The new Colorado law creates two misdemeanors. One applies when an individual posts intimate pictures to harass the victim by causing severe emotional distress; the other when the pictures are posted for monetary gain. Both offenses apply only to posting on social media either without consent or when the perpetrator should have known that the person depicted reasonably expected that the pictures would remain private. Neither applies to pictures related to a newsworthy event or to events related to public figures.
Some have questioned whether criminalizing non-consensual pornography infringes on protected expression. While this is an important concern, we believe that Colorado's new law survives constitutional scrutiny. The First Amendment has never shielded all expression: the Supreme Court has held that the government can regulate certain unprotected categories of speech that, like non-consensual pornography, cause egregious harm and lack social value. Indeed, victims have already turned to civil remedies such as copyright law, which courts have repeatedly held constitutional. And the ACLU--typically critical of laws that infringe on expression--agrees that criminal laws can withstand constitutional scrutiny if they comply with requirements that the Colorado law meets.
It's true that the Supreme Court has never explicitly addressed non-consensual pornography. But the Supreme Court had also never addressed obscenity until it addressed obscenity, nor had it addressed child pornography until it addressed child pornography. Technological developments enable both inspiring new forms of communication and awful new mechanisms of abuse. The First Amendment is subject to ongoing interpretation as the world it regulates continues to evolve. Non-consensual pornography closely resembles other forms of unprotected expression and should be categorized with them.

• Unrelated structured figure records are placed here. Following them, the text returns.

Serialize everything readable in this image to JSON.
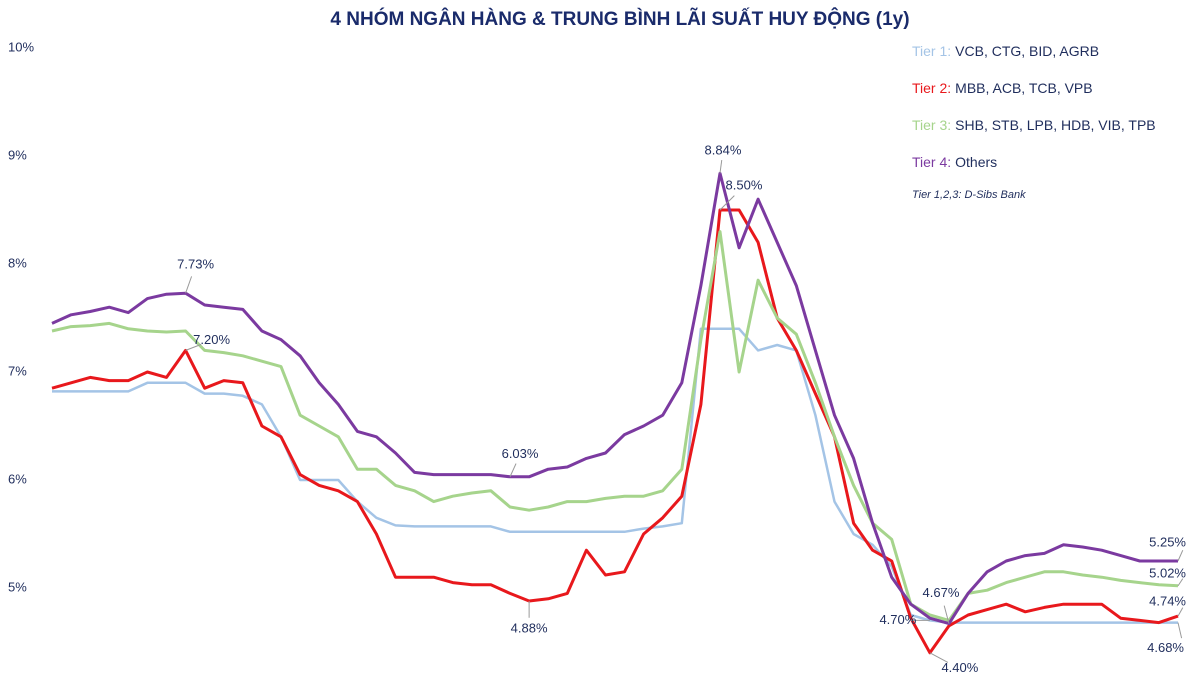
{
  "chart_data": {
    "type": "line",
    "title": "4 NHÓM NGÂN HÀNG & TRUNG BÌNH LÃI SUẤT HUY ĐỘNG (1y)",
    "annotation": "Tier 1,2,3: D-Sibs Bank",
    "ylim": [
      4.25,
      10
    ],
    "yticks": [
      {
        "value": 5,
        "label": "5%"
      },
      {
        "value": 6,
        "label": "6%"
      },
      {
        "value": 7,
        "label": "7%"
      },
      {
        "value": 8,
        "label": "8%"
      },
      {
        "value": 9,
        "label": "9%"
      },
      {
        "value": 10,
        "label": "10%"
      }
    ],
    "grid": false,
    "legend": "top-right",
    "series": [
      {
        "name": "Tier 1:",
        "members": "VCB, CTG, BID, AGRB",
        "color": "#a4c4e6",
        "values": [
          6.82,
          6.82,
          6.82,
          6.82,
          6.82,
          6.9,
          6.9,
          6.9,
          6.8,
          6.8,
          6.78,
          6.7,
          6.4,
          6.0,
          6.0,
          6.0,
          5.8,
          5.65,
          5.58,
          5.57,
          5.57,
          5.57,
          5.57,
          5.57,
          5.52,
          5.52,
          5.52,
          5.52,
          5.52,
          5.52,
          5.52,
          5.55,
          5.57,
          5.6,
          7.4,
          7.4,
          7.4,
          7.2,
          7.25,
          7.2,
          6.6,
          5.8,
          5.5,
          5.4,
          5.2,
          4.75,
          4.7,
          4.68,
          4.68,
          4.68,
          4.68,
          4.68,
          4.68,
          4.68,
          4.68,
          4.68,
          4.68,
          4.68,
          4.68,
          4.68
        ],
        "value_labels": [
          null,
          null,
          null,
          null,
          null,
          null,
          null,
          null,
          null,
          null,
          null,
          null,
          null,
          null,
          null,
          null,
          null,
          null,
          null,
          null,
          null,
          null,
          null,
          null,
          null,
          null,
          null,
          null,
          null,
          null,
          null,
          null,
          null,
          null,
          null,
          null,
          null,
          null,
          null,
          null,
          null,
          null,
          null,
          null,
          null,
          null,
          "4.70%",
          null,
          null,
          null,
          null,
          null,
          null,
          null,
          null,
          null,
          null,
          null,
          null,
          "4.68%"
        ]
      },
      {
        "name": "Tier 2:",
        "members": "MBB, ACB, TCB, VPB",
        "color": "#e8181c",
        "values": [
          6.85,
          6.9,
          6.95,
          6.92,
          6.92,
          7.0,
          6.95,
          7.2,
          6.85,
          6.92,
          6.9,
          6.5,
          6.4,
          6.05,
          5.95,
          5.9,
          5.8,
          5.5,
          5.1,
          5.1,
          5.1,
          5.05,
          5.03,
          5.03,
          4.95,
          4.88,
          4.9,
          4.95,
          5.35,
          5.12,
          5.15,
          5.5,
          5.65,
          5.85,
          6.7,
          8.5,
          8.5,
          8.2,
          7.5,
          7.2,
          6.8,
          6.4,
          5.6,
          5.35,
          5.25,
          4.72,
          4.4,
          4.65,
          4.75,
          4.8,
          4.85,
          4.78,
          4.82,
          4.85,
          4.85,
          4.85,
          4.72,
          4.7,
          4.68,
          4.74
        ],
        "value_labels": [
          null,
          null,
          null,
          null,
          null,
          null,
          null,
          "7.20%",
          null,
          null,
          null,
          null,
          null,
          null,
          null,
          null,
          null,
          null,
          null,
          null,
          null,
          null,
          null,
          null,
          null,
          "4.88%",
          null,
          null,
          null,
          null,
          null,
          null,
          null,
          null,
          null,
          "8.50%",
          null,
          null,
          null,
          null,
          null,
          null,
          null,
          null,
          null,
          null,
          "4.40%",
          null,
          null,
          null,
          null,
          null,
          null,
          null,
          null,
          null,
          null,
          null,
          null,
          "4.74%"
        ]
      },
      {
        "name": "Tier 3:",
        "members": "SHB, STB, LPB, HDB, VIB, TPB",
        "color": "#a6d48c",
        "values": [
          7.38,
          7.42,
          7.43,
          7.45,
          7.4,
          7.38,
          7.37,
          7.38,
          7.2,
          7.18,
          7.15,
          7.1,
          7.05,
          6.6,
          6.5,
          6.4,
          6.1,
          6.1,
          5.95,
          5.9,
          5.8,
          5.85,
          5.88,
          5.9,
          5.75,
          5.72,
          5.75,
          5.8,
          5.8,
          5.83,
          5.85,
          5.85,
          5.9,
          6.1,
          7.3,
          8.3,
          7.0,
          7.85,
          7.5,
          7.35,
          6.9,
          6.4,
          5.95,
          5.6,
          5.45,
          4.85,
          4.75,
          4.7,
          4.95,
          4.98,
          5.05,
          5.1,
          5.15,
          5.15,
          5.12,
          5.1,
          5.07,
          5.05,
          5.03,
          5.02
        ],
        "value_labels": [
          null,
          null,
          null,
          null,
          null,
          null,
          null,
          null,
          null,
          null,
          null,
          null,
          null,
          null,
          null,
          null,
          null,
          null,
          null,
          null,
          null,
          null,
          null,
          null,
          null,
          null,
          null,
          null,
          null,
          null,
          null,
          null,
          null,
          null,
          null,
          null,
          null,
          null,
          null,
          null,
          null,
          null,
          null,
          null,
          null,
          null,
          null,
          null,
          null,
          null,
          null,
          null,
          null,
          null,
          null,
          null,
          null,
          null,
          null,
          "5.02%"
        ]
      },
      {
        "name": "Tier 4:",
        "members": "Others",
        "color": "#7b3aa0",
        "values": [
          7.45,
          7.53,
          7.56,
          7.6,
          7.55,
          7.68,
          7.72,
          7.73,
          7.62,
          7.6,
          7.58,
          7.38,
          7.3,
          7.15,
          6.9,
          6.7,
          6.45,
          6.4,
          6.25,
          6.07,
          6.05,
          6.05,
          6.05,
          6.05,
          6.03,
          6.03,
          6.1,
          6.12,
          6.2,
          6.25,
          6.42,
          6.5,
          6.6,
          6.9,
          7.8,
          8.84,
          8.15,
          8.6,
          8.2,
          7.8,
          7.2,
          6.6,
          6.2,
          5.6,
          5.1,
          4.85,
          4.72,
          4.67,
          4.95,
          5.15,
          5.25,
          5.3,
          5.32,
          5.4,
          5.38,
          5.35,
          5.3,
          5.25,
          5.25,
          5.25
        ],
        "value_labels": [
          null,
          null,
          null,
          null,
          null,
          null,
          null,
          "7.73%",
          null,
          null,
          null,
          null,
          null,
          null,
          null,
          null,
          null,
          null,
          null,
          null,
          null,
          null,
          null,
          null,
          "6.03%",
          null,
          null,
          null,
          null,
          null,
          null,
          null,
          null,
          null,
          null,
          "8.84%",
          null,
          null,
          null,
          null,
          null,
          null,
          null,
          null,
          null,
          null,
          null,
          "4.67%",
          null,
          null,
          null,
          null,
          null,
          null,
          null,
          null,
          null,
          null,
          null,
          "5.25%"
        ]
      }
    ]
  }
}
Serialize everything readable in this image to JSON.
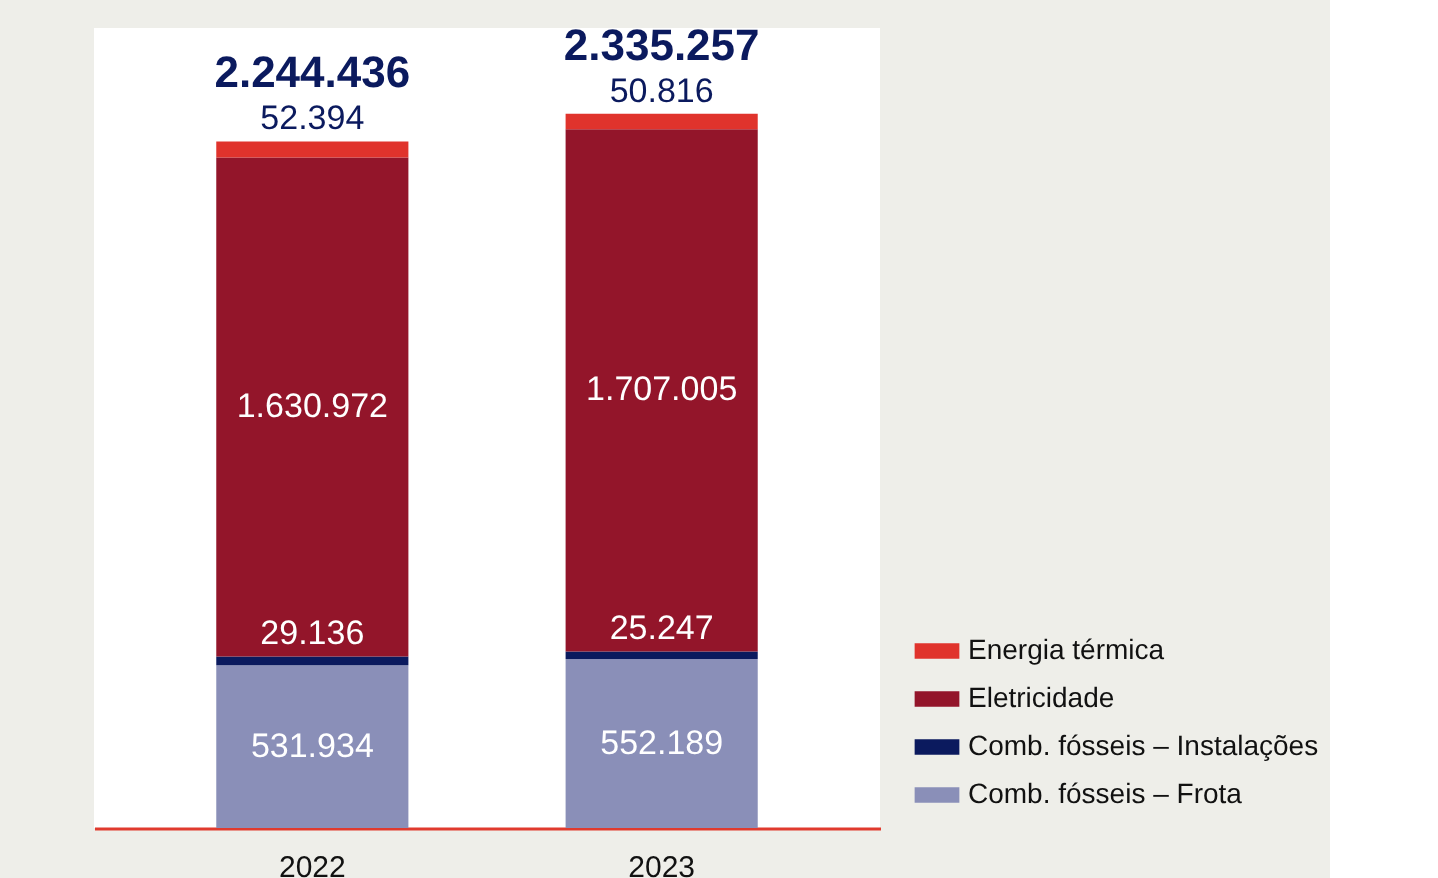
{
  "chart_data": {
    "type": "bar",
    "stacked": true,
    "categories": [
      "2022",
      "2023"
    ],
    "series": [
      {
        "name": "Comb. fósseis – Frota",
        "color": "#8a8fb8",
        "values": [
          531934,
          552189
        ],
        "value_labels": [
          "531.934",
          "552.189"
        ]
      },
      {
        "name": "Comb. fósseis – Instalações",
        "color": "#0b1a5e",
        "values": [
          29136,
          25247
        ],
        "value_labels": [
          "29.136",
          "25.247"
        ]
      },
      {
        "name": "Eletricidade",
        "color": "#93152a",
        "values": [
          1630972,
          1707005
        ],
        "value_labels": [
          "1.630.972",
          "1.707.005"
        ]
      },
      {
        "name": "Energia térmica",
        "color": "#e0332c",
        "values": [
          52394,
          50816
        ],
        "value_labels": [
          "52.394",
          "50.816"
        ]
      }
    ],
    "totals": [
      "2.244.436",
      "2.335.257"
    ],
    "legend": "bottom right",
    "grid": false
  }
}
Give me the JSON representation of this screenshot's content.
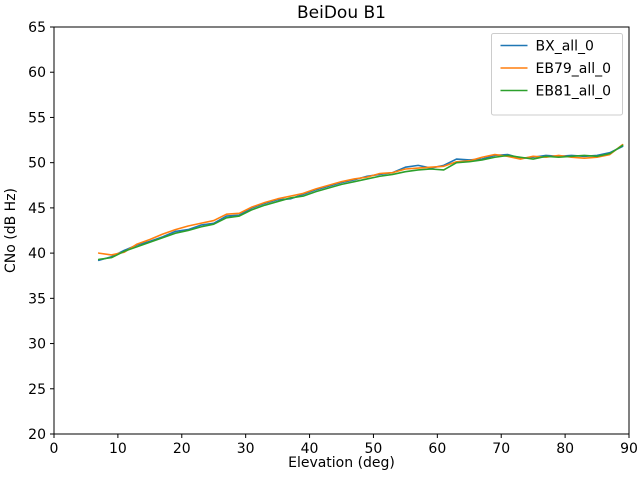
{
  "chart_data": {
    "type": "line",
    "title": "BeiDou B1",
    "xlabel": "Elevation (deg)",
    "ylabel": "CNo (dB Hz)",
    "xlim": [
      0,
      90
    ],
    "ylim": [
      20,
      65
    ],
    "xticks": [
      0,
      10,
      20,
      30,
      40,
      50,
      60,
      70,
      80,
      90
    ],
    "yticks": [
      20,
      25,
      30,
      35,
      40,
      45,
      50,
      55,
      60,
      65
    ],
    "grid": false,
    "legend_position": "upper right",
    "x": [
      7,
      9,
      11,
      13,
      15,
      17,
      19,
      21,
      23,
      25,
      27,
      29,
      31,
      33,
      35,
      37,
      39,
      41,
      43,
      45,
      47,
      49,
      51,
      53,
      55,
      57,
      59,
      61,
      63,
      65,
      67,
      69,
      71,
      73,
      75,
      77,
      79,
      81,
      83,
      85,
      87,
      89
    ],
    "series": [
      {
        "name": "BX_all_0",
        "color": "#1f77b4",
        "values": [
          39.2,
          39.6,
          40.3,
          40.9,
          41.3,
          41.8,
          42.4,
          42.6,
          43.1,
          43.3,
          44.1,
          44.2,
          45.0,
          45.5,
          45.9,
          46.0,
          46.5,
          47.0,
          47.4,
          47.8,
          48.1,
          48.5,
          48.7,
          48.9,
          49.5,
          49.7,
          49.4,
          49.7,
          50.4,
          50.3,
          50.4,
          50.8,
          50.9,
          50.5,
          50.6,
          50.8,
          50.7,
          50.8,
          50.7,
          50.8,
          51.1,
          51.8
        ]
      },
      {
        "name": "EB79_all_0",
        "color": "#ff7f0e",
        "values": [
          40.0,
          39.8,
          40.1,
          41.0,
          41.5,
          42.1,
          42.6,
          43.0,
          43.3,
          43.6,
          44.3,
          44.4,
          45.1,
          45.6,
          46.0,
          46.3,
          46.6,
          47.1,
          47.5,
          47.9,
          48.2,
          48.4,
          48.8,
          48.9,
          49.3,
          49.4,
          49.5,
          49.6,
          50.1,
          50.2,
          50.6,
          50.9,
          50.7,
          50.4,
          50.7,
          50.6,
          50.8,
          50.6,
          50.5,
          50.6,
          50.9,
          52.0
        ]
      },
      {
        "name": "EB81_all_0",
        "color": "#2ca02c",
        "values": [
          39.3,
          39.5,
          40.2,
          40.7,
          41.2,
          41.7,
          42.2,
          42.5,
          42.9,
          43.2,
          43.9,
          44.1,
          44.8,
          45.3,
          45.7,
          46.1,
          46.3,
          46.8,
          47.2,
          47.6,
          47.9,
          48.2,
          48.5,
          48.7,
          49.0,
          49.2,
          49.3,
          49.2,
          50.0,
          50.1,
          50.3,
          50.6,
          50.8,
          50.6,
          50.4,
          50.7,
          50.6,
          50.7,
          50.8,
          50.7,
          51.0,
          51.9
        ]
      }
    ]
  },
  "style": {
    "axis_color": "#000000",
    "legend_edge_color": "#cccccc",
    "legend_face_color": "#ffffff"
  }
}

Others might object that non-consensual pornography--while repugnant--should not be criminalized because civil law provides adequate remedies. For example, copyright law allows some victims to sue for damages and have their pictures removed, and tort law permits suits for invasion of privacy, intentional infliction of emotional distress, and similar claims. Such lawsuits play an important role, but they provide an incomplete remedy. Civil litigation is expensive, and not everyone can afford a lawyer. Copyright law only provides a remedy when the victim owns the copyright to the picture, which is often not the case if someone else took the picture. Some perpetrators of non-consensual pornography are insolvent, so victims would recover little or nothing. Most importantly, even large civil damages awards won't solve the real problem. Once published online, non-consensual pornography is often downloaded and reposted innumerable times. Preventing initial posting is critical, and criminalization supplies an important deterrent.
The new Colorado crimes will be Class 1 misdemeanors, punishable by a maximum $10,000 fine and a year imprisonment. This category also includes such offenses as unlawful telemarketing practices, late payment of gambling taxes, and failure to present evidence of car insurance. The serious harm caused by publishing intimate pictures without permission deserves punishment at least as severe as these acts. Indeed, some states have made non-consensual pornography a felony.
The law is legally sound and good policy. We are glad to have it on the books in our state.